Britain’s currency dropped the most in two weeks versus the euro after Bank of England Governor Mark Carney said yesterday policy makers won’t consider raising interest rates until the economic recovery is assured. U.K. government bonds were little changed as Debt Management Office sold 4 billion pounds ($6.47 billion) of the securities at an auction. Reports today showed U.K. service industries expanded and house prices rose.
“The pound is toppish at these levels,” said John Hardy, head of foreign-exchange strategy at Saxo Bank A/S in Copenhagen. “There’s nothing different in the U.K. story. It’s just risen about as far as it can on the news we’ve had. I don’t think it will move massively lower soon, but it probably won’t continue to rally.”
The pound dropped 0.4 percent to $1.6164 at 4:33 p.m. London time after rising to $1.6260 on Oct. 1, the highest level since Jan. 2. The U.K. currency weakened 0.7 percent to 84.31 pence per euro, the biggest decline since Sept. 19.

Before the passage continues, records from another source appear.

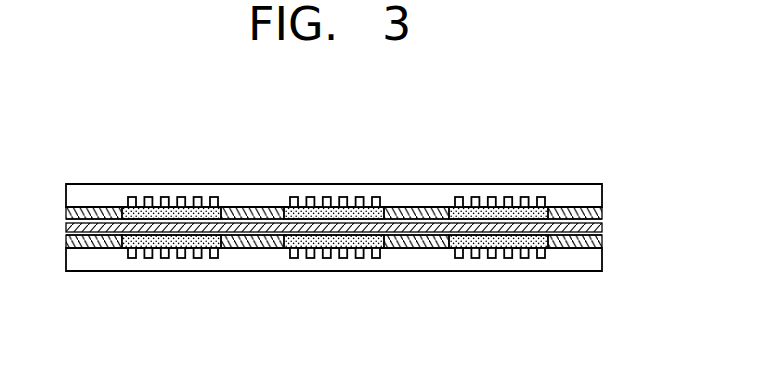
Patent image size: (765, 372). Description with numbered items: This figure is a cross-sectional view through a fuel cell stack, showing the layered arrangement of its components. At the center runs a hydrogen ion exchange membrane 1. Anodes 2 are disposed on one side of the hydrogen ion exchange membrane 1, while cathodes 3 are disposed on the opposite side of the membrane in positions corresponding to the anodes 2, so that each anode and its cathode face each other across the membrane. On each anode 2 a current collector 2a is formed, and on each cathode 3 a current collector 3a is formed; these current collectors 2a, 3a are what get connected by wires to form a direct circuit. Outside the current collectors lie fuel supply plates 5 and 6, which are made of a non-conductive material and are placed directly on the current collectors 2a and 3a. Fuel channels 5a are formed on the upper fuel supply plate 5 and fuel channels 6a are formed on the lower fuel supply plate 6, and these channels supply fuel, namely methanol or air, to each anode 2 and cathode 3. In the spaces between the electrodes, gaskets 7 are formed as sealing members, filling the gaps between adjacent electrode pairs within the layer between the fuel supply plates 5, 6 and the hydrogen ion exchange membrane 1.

The hydrogen ion exchange membrane 1 is at (593, 232).
The anode 2 is at (146, 203).
The current collector 2a is at (128, 207).
The cathode 3 is at (168, 258).
The current collector 3a is at (132, 258).
The fuel supply plate 5 is at (585, 196).
The fuel channel 5a is at (185, 202).
The fuel supply plate 6 is at (592, 262).
The fuel channel 6a is at (195, 258).
The gasket 7 is at (88, 207).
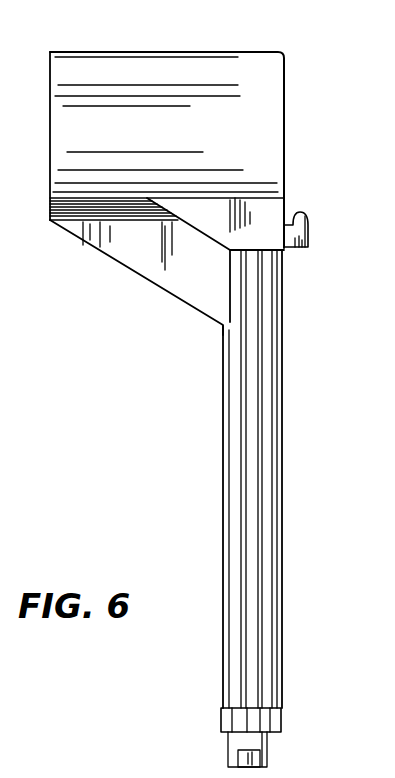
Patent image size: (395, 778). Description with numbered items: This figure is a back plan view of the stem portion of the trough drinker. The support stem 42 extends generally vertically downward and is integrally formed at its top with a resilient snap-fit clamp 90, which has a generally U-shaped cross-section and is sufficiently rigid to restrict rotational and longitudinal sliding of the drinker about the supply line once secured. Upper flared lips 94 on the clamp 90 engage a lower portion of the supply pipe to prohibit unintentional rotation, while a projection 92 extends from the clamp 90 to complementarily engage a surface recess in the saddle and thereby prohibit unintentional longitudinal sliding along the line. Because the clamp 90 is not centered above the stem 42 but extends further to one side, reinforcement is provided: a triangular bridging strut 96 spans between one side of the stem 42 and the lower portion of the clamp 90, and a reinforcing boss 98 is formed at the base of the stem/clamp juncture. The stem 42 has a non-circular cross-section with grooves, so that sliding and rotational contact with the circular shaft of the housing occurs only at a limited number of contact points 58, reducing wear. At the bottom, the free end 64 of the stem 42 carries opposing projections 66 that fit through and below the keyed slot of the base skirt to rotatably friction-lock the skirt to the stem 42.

Sterling has strengthened 6.9 percent in the past six months, the best performer of 10 developed-nation currencies tracked by Bloomberg Correlation-Weighted Indexes. The euro rose 6 percent and the dollar slid 0.7 percent.
Bank of England policy makers, who meet next week, have said they will keep interest rates at a record low of 0.5 percent at least until unemployment drops to 7 percent. The jobless rate was 7.7 percent in the second quarter, the Office for National Statistics said Sept. 11.

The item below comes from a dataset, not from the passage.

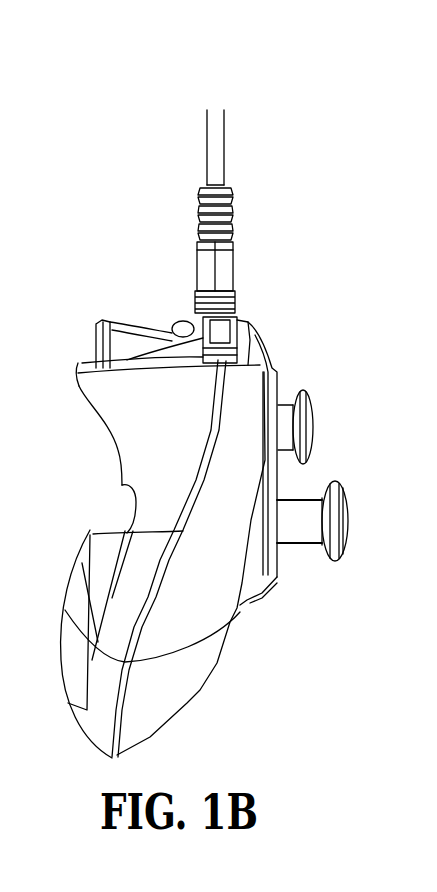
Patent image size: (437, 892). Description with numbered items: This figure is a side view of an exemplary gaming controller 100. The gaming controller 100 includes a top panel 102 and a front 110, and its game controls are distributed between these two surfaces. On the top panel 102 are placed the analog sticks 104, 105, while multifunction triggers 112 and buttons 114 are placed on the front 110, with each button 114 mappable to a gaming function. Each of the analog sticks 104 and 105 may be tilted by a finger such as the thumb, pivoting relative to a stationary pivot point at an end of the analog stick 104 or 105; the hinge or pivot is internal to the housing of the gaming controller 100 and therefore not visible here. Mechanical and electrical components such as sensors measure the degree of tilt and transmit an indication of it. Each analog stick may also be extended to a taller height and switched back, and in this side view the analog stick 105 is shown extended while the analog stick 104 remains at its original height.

“We’re not going to begin to think about raising interest rates or tightening monetary policy until we see the conditions in the economy where the economy is really growing,” Carney said in an interview with ITV Anglia broadcast yesterday.
A gauge of services activity based on a survey of purchasing managers was at 60.3 last month after increasing to an almost seven-year high of 60.5 in August, Markit Economics said in London. House prices climbed 0.3 percent in September, matching the result in August, which was revised down from 0.4 percent, according to Halifax, the mortgage unit of Lloyds Banking Group Plc.
“Investors had been buying sterling as the data proved to be supportive,” said Jeremy Stretch, head of currency strategy at Canadian Imperial Bank of Commerce in London. “The question now is how long can that last?”
The benchmark 10-year gilt yield was at 2.70 percent after falling to 2.67 percent on Sept. 30, the lowest level since Aug. 27. The price of the 2.25 percent bond maturing in September 2023 was 96.125.
The Debt Management Office sold 10-year gilts at an average yield of 2.742 percent, down from 2.976 at the previous auction on Sept. 12. Investors submitted bids for 1.84 times the amount sold, versus 1.59 last month.
Gilts lost 2.8 percent this year through yesterday, according to Bloomberg World Bond Indexes. German bunds dropped 1.6 percent and Treasuries fell 2.4 percent.